# Transition help



## arnellh (Jan 17, 2015)

Just moved her a little over a week ago. My mom was nervous about me being about to get a good health insurance plan and I was worried about how I was going to set up a bank account here in Bangkok. What would I do without the
Internet I found a friend who met with me at this cute cafe he helped me with everything even things I didn't consider. If anyone needs this sort of help I'll be around


----------



## ginocox (Dec 21, 2014)

I’m curious about how you set up a bank account without a work permit. It’s impossible to obtain a work permit in only one week.


----------



## Wayward Wind (Aug 28, 2011)

ginocox said:


> I’m curious about how you set up a bank account without a work permit. It’s impossible to obtain a work permit in only one week.

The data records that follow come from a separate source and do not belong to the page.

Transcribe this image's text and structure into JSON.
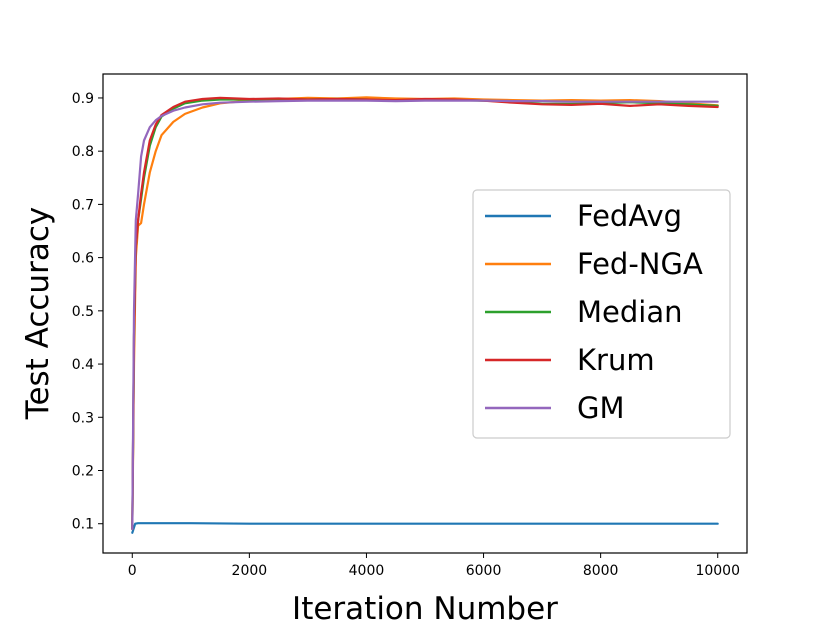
{
  "chart_data": {
    "type": "line",
    "title": "",
    "xlabel": "Iteration Number",
    "ylabel": "Test Accuracy",
    "xlim": [
      -500,
      10500
    ],
    "ylim": [
      0.045,
      0.945
    ],
    "xticks": [
      0,
      2000,
      4000,
      6000,
      8000,
      10000
    ],
    "yticks": [
      0.1,
      0.2,
      0.3,
      0.4,
      0.5,
      0.6,
      0.7,
      0.8,
      0.9
    ],
    "xtick_labels": [
      "0",
      "2000",
      "4000",
      "6000",
      "8000",
      "10000"
    ],
    "ytick_labels": [
      "0.1",
      "0.2",
      "0.3",
      "0.4",
      "0.5",
      "0.6",
      "0.7",
      "0.8",
      "0.9"
    ],
    "grid": false,
    "legend_position": "center-right",
    "series": [
      {
        "name": "FedAvg",
        "color": "#1f77b4",
        "x": [
          0,
          50,
          100,
          200,
          1000,
          2000,
          4000,
          6000,
          8000,
          10000
        ],
        "y": [
          0.083,
          0.1,
          0.101,
          0.101,
          0.101,
          0.1,
          0.1,
          0.1,
          0.1,
          0.1
        ]
      },
      {
        "name": "Fed-NGA",
        "color": "#ff7f0e",
        "x": [
          0,
          30,
          60,
          100,
          150,
          200,
          300,
          400,
          500,
          700,
          900,
          1200,
          1500,
          2000,
          2500,
          3000,
          3500,
          4000,
          4500,
          5000,
          5500,
          6000,
          6500,
          7000,
          7500,
          8000,
          8500,
          9000,
          9500,
          10000
        ],
        "y": [
          0.09,
          0.4,
          0.6,
          0.66,
          0.665,
          0.7,
          0.76,
          0.8,
          0.83,
          0.855,
          0.87,
          0.882,
          0.89,
          0.895,
          0.898,
          0.9,
          0.899,
          0.901,
          0.899,
          0.898,
          0.899,
          0.897,
          0.896,
          0.895,
          0.896,
          0.895,
          0.896,
          0.894,
          0.89,
          0.886
        ]
      },
      {
        "name": "Median",
        "color": "#2ca02c",
        "x": [
          0,
          30,
          60,
          100,
          150,
          200,
          300,
          400,
          500,
          700,
          900,
          1200,
          1500,
          2000,
          2500,
          3000,
          3500,
          4000,
          4500,
          5000,
          5500,
          6000,
          6500,
          7000,
          7500,
          8000,
          8500,
          9000,
          9500,
          10000
        ],
        "y": [
          0.09,
          0.45,
          0.62,
          0.67,
          0.71,
          0.75,
          0.81,
          0.845,
          0.865,
          0.88,
          0.89,
          0.895,
          0.897,
          0.897,
          0.898,
          0.897,
          0.898,
          0.897,
          0.895,
          0.897,
          0.896,
          0.895,
          0.893,
          0.889,
          0.889,
          0.89,
          0.892,
          0.89,
          0.888,
          0.885
        ]
      },
      {
        "name": "Krum",
        "color": "#d62728",
        "x": [
          0,
          30,
          60,
          100,
          150,
          200,
          300,
          400,
          500,
          700,
          900,
          1200,
          1500,
          2000,
          2500,
          3000,
          3500,
          4000,
          4500,
          5000,
          5500,
          6000,
          6500,
          7000,
          7500,
          8000,
          8500,
          9000,
          9500,
          10000
        ],
        "y": [
          0.09,
          0.45,
          0.62,
          0.67,
          0.72,
          0.76,
          0.82,
          0.85,
          0.868,
          0.883,
          0.893,
          0.898,
          0.9,
          0.898,
          0.899,
          0.897,
          0.898,
          0.897,
          0.896,
          0.898,
          0.897,
          0.895,
          0.891,
          0.888,
          0.887,
          0.889,
          0.885,
          0.888,
          0.885,
          0.883
        ]
      },
      {
        "name": "GM",
        "color": "#9467bd",
        "x": [
          0,
          30,
          60,
          100,
          150,
          200,
          300,
          400,
          500,
          700,
          900,
          1200,
          1500,
          2000,
          2500,
          3000,
          3500,
          4000,
          4500,
          5000,
          5500,
          6000,
          6500,
          7000,
          7500,
          8000,
          8500,
          9000,
          9500,
          10000
        ],
        "y": [
          0.09,
          0.5,
          0.67,
          0.72,
          0.79,
          0.82,
          0.845,
          0.858,
          0.866,
          0.876,
          0.882,
          0.888,
          0.891,
          0.893,
          0.894,
          0.895,
          0.895,
          0.895,
          0.894,
          0.895,
          0.895,
          0.895,
          0.894,
          0.894,
          0.893,
          0.893,
          0.893,
          0.893,
          0.893,
          0.893
        ]
      }
    ]
  }
}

You don't need a work permit to open an account, at least at Bangkok Bank.

Opening an account


----------



## PAUL-UK-BKK (Jan 21, 2015)

I opened an account without my work permit, as i didn't have one at the time. I gave them my tenancy agreement and that was adequate for them.


----------



## wellcome (Jan 21, 2015)

i been similar situation as you before , ask several banks , only bangkok bank you can try , others very strict and must hold working permit .


----------



## Mweiga (Sep 24, 2010)

wellcome said:


> i been similar situation as you before , ask several banks , only bangkok bank you can try , others very strict and must hold working permit .

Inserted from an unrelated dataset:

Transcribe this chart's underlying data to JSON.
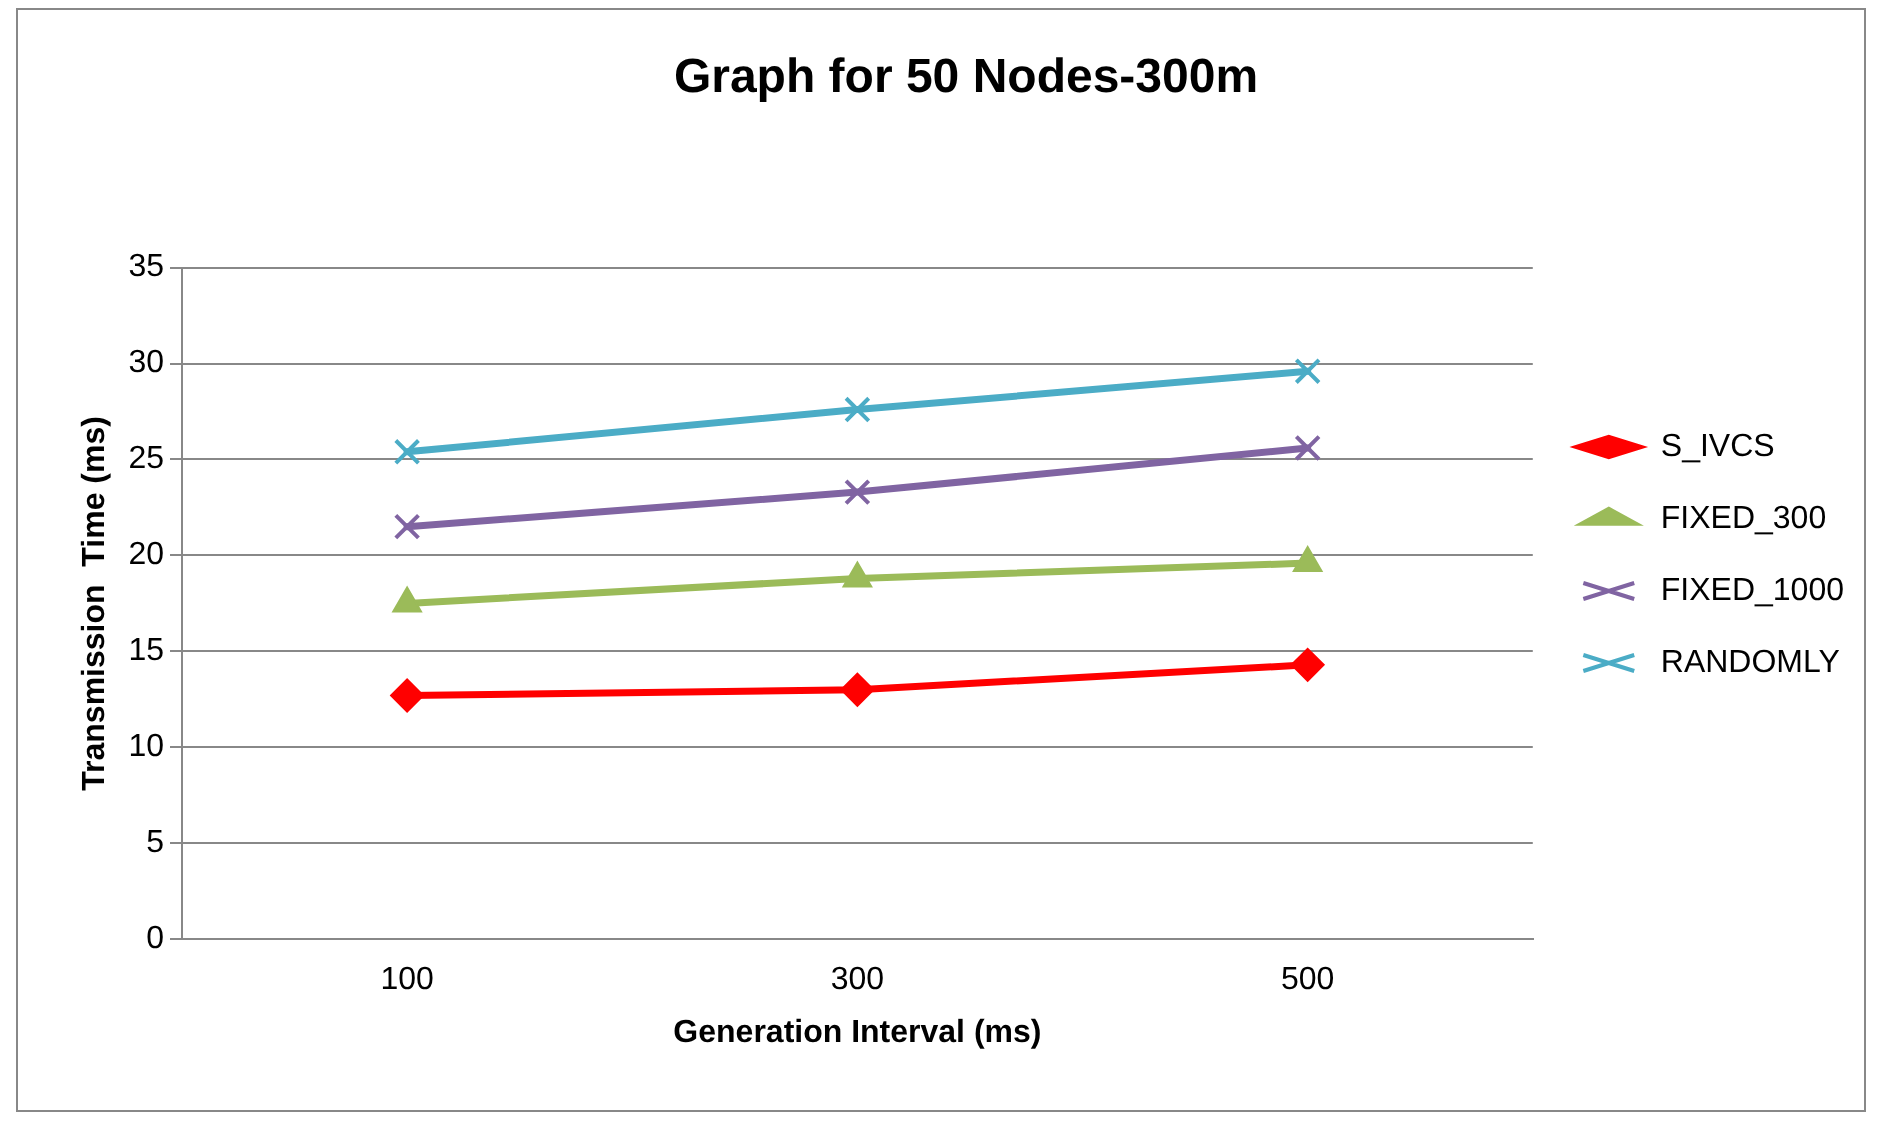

Not strictly true. Opening a bank account in my experience is very simple - I use SCB. Did it whilst on just a 30 day permission to stay stamp and it took only ten minutes after which I had an account , passbook and ATM card. 

I live in Chonburi province which has a high retiree expat population with Pattaya , etc and banks generally are used to opening accounts for them. Have heard from one Bangkok based expat he experienced difficulty when trying to open an account there , asking to see a work permit , but this is not the norm. Different bank branches round Thailand may give you varying requirements to open an account but you have a wide choice of banks and branches so just try another if you find one difficult.


----------